“Os sonhos dos poetas, as visões dos místicos, as criações do gênio, as realizações mais perfeitas da Arte são apenas ecos e percepções débeis que os homens, com melhores dotes, captam como em um relâmpago quando a matéria, dominada por poucos instantes, permite que a alma possa entrever alguns pálidos reflexos do mundo divino”.
Léon Denis
Nesse profundo ensinamento, o filósofo e parapsicólogo francês, Léon Denis, demonstra a importância da produção intelectual na evolução da humanidade. A propósito, Kardec obteve resposta dos guias que os auxiliaram em sua grandiosa obra afirmando que os espíritos se sentem sempre felizes ao serem lembrados através dos legados que aqui deixam. E que é o nosso pensamento em sua direção que os atrai para nós e não os objetos materiais que deles guardamos.
Léon Denis (1846–1927), filósofo francês, escritor, um dos maiores divulgadores do espiritismo após Allan Kardec, dedicou grande parte de sua vida ao estudo da imortalidade da alma, da reencarnação e das relações entre ciência, filosofia e espiritualidade
▪️ Fonte: cursoespirita.com
Na viagem que tivemos oportunidade de empreender, diversas experiências em contato com obras de arte divinas nos proporcionaram sintonia extasiante capaz de nos fazer lembrar de como seus autores devem se regozijar ao ver que após tantos séculos suas produções permanecem vivas e redivivas.

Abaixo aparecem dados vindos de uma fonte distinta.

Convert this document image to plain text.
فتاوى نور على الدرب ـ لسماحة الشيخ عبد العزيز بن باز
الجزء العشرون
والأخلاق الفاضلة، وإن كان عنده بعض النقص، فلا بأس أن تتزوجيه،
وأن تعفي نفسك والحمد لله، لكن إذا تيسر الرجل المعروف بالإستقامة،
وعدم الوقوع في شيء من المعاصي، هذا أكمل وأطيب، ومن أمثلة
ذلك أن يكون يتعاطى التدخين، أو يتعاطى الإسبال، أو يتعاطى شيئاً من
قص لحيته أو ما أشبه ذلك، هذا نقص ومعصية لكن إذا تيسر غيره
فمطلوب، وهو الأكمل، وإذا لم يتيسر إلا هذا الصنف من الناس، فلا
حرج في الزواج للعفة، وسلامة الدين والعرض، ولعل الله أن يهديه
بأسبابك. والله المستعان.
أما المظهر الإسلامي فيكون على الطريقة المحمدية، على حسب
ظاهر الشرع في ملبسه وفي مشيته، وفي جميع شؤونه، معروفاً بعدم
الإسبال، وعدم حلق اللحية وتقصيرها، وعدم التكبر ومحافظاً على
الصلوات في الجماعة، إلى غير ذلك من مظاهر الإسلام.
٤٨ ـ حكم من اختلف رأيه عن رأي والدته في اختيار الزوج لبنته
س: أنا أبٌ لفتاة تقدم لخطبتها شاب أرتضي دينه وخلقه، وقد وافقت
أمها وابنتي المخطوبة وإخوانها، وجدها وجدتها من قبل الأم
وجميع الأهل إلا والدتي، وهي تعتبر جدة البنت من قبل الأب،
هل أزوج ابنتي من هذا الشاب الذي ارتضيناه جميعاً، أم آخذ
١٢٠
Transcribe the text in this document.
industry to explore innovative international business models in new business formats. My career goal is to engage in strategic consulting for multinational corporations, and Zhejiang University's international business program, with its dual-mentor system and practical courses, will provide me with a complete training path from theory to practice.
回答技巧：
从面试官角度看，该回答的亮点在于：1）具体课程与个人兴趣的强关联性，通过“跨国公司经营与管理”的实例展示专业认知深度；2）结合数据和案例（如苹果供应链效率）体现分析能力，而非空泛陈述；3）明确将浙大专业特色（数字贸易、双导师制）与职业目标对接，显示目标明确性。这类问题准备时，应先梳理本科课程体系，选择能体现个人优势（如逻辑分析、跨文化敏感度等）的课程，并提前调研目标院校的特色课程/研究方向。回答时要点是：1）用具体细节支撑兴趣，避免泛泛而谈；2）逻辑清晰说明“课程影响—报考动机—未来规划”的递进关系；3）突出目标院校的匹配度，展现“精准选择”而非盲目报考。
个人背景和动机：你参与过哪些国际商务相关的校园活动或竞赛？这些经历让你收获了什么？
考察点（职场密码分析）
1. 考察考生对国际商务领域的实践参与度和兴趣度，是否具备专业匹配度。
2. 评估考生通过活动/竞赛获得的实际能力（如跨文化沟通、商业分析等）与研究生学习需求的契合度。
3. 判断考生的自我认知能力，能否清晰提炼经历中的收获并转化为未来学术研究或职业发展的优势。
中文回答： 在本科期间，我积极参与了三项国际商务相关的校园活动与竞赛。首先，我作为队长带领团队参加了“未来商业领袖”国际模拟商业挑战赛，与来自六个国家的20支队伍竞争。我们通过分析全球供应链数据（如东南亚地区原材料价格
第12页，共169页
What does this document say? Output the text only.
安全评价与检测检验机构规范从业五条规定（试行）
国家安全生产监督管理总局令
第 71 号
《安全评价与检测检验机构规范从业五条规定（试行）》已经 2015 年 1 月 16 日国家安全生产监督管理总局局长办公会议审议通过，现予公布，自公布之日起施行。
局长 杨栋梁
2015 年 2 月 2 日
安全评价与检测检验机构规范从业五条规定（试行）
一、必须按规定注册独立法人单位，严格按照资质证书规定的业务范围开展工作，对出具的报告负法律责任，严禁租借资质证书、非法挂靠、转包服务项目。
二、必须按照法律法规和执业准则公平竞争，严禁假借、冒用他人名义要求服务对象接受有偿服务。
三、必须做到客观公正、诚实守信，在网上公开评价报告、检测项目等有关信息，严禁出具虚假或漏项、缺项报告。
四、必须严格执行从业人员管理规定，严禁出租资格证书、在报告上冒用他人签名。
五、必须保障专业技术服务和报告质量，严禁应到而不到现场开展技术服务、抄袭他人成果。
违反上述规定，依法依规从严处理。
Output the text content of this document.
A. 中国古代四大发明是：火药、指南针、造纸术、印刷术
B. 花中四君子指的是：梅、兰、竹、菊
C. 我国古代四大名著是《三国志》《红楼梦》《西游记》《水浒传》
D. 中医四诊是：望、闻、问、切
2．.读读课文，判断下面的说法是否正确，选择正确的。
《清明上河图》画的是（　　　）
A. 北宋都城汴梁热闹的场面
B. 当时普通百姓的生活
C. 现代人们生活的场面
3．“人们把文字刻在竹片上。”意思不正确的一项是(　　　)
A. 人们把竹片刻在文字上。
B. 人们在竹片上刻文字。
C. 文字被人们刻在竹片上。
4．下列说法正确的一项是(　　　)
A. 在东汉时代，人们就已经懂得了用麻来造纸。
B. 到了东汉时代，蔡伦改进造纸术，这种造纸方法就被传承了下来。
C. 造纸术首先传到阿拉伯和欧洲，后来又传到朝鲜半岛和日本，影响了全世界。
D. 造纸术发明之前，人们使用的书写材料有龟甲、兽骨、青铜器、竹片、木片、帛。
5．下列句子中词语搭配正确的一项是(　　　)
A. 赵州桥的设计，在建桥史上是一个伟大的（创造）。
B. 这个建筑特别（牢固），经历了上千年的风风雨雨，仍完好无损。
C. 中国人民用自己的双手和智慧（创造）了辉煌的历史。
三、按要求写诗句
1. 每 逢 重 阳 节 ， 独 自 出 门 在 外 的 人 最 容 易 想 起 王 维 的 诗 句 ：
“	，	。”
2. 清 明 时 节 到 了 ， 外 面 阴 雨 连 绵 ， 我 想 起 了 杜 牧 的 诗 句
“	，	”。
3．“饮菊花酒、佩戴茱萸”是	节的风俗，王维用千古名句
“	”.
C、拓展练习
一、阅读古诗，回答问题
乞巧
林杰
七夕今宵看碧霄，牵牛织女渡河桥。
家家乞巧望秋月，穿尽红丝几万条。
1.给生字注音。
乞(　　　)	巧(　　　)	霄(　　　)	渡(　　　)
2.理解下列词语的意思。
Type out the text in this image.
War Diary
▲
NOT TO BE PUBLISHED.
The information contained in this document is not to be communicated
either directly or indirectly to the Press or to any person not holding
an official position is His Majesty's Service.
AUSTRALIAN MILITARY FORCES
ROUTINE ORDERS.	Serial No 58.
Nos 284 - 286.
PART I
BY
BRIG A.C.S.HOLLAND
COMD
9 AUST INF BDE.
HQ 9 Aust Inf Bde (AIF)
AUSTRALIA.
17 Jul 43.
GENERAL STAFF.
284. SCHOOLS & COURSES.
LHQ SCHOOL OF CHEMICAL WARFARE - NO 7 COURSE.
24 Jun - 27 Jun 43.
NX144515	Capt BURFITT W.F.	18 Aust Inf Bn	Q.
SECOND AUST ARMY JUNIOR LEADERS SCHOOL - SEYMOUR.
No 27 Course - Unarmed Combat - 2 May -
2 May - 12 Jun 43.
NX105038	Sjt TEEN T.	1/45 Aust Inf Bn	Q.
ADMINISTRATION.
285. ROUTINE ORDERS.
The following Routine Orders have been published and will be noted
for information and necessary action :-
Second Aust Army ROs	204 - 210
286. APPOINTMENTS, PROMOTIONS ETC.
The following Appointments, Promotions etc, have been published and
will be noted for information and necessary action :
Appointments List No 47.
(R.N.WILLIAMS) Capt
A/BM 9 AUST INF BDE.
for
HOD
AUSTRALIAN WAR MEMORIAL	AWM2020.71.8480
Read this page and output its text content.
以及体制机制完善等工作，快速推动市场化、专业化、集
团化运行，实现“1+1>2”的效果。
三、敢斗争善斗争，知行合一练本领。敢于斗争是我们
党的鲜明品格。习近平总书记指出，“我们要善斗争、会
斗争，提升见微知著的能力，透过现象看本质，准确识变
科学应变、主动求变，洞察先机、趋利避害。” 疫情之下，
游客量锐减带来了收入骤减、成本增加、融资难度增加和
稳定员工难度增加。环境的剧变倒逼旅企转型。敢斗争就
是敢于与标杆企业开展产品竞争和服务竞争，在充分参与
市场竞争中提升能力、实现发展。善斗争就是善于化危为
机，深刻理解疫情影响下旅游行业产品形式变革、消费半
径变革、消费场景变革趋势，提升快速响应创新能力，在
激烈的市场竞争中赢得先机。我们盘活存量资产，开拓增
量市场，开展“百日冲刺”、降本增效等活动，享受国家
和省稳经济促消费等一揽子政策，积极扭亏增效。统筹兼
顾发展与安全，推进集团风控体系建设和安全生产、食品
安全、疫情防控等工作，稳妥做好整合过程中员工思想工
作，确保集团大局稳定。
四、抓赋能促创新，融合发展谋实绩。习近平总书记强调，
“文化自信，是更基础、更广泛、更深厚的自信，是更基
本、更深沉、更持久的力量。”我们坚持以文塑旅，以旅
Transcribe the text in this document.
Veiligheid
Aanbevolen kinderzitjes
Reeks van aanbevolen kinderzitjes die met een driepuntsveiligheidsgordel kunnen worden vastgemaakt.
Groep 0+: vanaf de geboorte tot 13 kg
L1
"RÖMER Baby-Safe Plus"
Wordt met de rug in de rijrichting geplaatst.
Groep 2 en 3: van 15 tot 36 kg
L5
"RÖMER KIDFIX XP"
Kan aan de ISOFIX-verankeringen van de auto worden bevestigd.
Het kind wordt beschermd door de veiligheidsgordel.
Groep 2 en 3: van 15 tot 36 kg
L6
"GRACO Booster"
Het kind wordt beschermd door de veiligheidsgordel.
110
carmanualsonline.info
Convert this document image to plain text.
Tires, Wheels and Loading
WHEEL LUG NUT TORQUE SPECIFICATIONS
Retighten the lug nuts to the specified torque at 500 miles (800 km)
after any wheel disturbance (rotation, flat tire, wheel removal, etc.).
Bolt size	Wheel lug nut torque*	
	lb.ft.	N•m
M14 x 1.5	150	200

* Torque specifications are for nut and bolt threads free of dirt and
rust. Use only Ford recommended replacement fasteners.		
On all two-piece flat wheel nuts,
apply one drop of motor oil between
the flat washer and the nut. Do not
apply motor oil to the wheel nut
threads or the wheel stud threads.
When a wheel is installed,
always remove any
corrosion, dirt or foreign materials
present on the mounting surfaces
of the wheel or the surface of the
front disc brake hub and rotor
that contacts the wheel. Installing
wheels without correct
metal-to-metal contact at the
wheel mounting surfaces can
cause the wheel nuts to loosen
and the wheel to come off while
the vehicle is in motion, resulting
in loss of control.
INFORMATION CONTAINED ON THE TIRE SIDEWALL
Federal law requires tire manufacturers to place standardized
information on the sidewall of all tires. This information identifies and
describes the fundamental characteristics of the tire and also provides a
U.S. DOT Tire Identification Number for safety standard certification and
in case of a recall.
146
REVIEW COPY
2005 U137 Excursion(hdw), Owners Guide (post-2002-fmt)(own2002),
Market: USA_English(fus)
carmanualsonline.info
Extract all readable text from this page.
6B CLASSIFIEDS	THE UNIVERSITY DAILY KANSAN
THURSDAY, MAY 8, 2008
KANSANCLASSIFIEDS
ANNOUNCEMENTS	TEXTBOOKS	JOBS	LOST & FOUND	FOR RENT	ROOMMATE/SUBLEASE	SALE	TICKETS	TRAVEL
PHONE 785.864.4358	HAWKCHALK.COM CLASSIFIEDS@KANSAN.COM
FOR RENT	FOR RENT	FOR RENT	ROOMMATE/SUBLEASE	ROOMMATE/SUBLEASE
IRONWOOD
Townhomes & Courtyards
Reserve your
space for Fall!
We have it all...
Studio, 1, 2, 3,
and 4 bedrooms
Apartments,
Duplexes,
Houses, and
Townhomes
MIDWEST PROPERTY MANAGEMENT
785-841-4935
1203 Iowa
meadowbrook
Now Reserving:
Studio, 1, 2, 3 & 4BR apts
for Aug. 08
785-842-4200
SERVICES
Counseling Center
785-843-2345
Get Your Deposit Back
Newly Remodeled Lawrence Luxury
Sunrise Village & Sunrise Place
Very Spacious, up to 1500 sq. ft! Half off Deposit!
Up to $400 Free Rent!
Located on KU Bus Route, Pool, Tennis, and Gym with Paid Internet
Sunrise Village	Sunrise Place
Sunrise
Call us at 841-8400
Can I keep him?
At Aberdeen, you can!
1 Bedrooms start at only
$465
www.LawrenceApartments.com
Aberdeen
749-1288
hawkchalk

A exposição imersiva ultramoderna de Van Gogh, as emocionantes visitas ao Louvre, a Barcarola dos Contos de Hoffmann, de Offenbach, que vimos dramatizada na Opéra Comique, e a 3ª sinfonia de Saint-Saëns, com Myung-Whun Chung, na Maison de La Radio France, em Paris; Carmen de Bizet, na Ópera de Sidney e em Florença onde todo o brilho do Renascimento desponta em suas ruas, fachadas e calçadas; a 8ª sinfonia de Bruckner, com Simon Rattle e a Filarmônica de Berlim, as monumentais sinfonias nº 2 (Ressurreição) e nº 8, de Gustav Mahler, entre outros, constituíram momentos de intensa conexão com a beleza que foi presenteada à humanidade.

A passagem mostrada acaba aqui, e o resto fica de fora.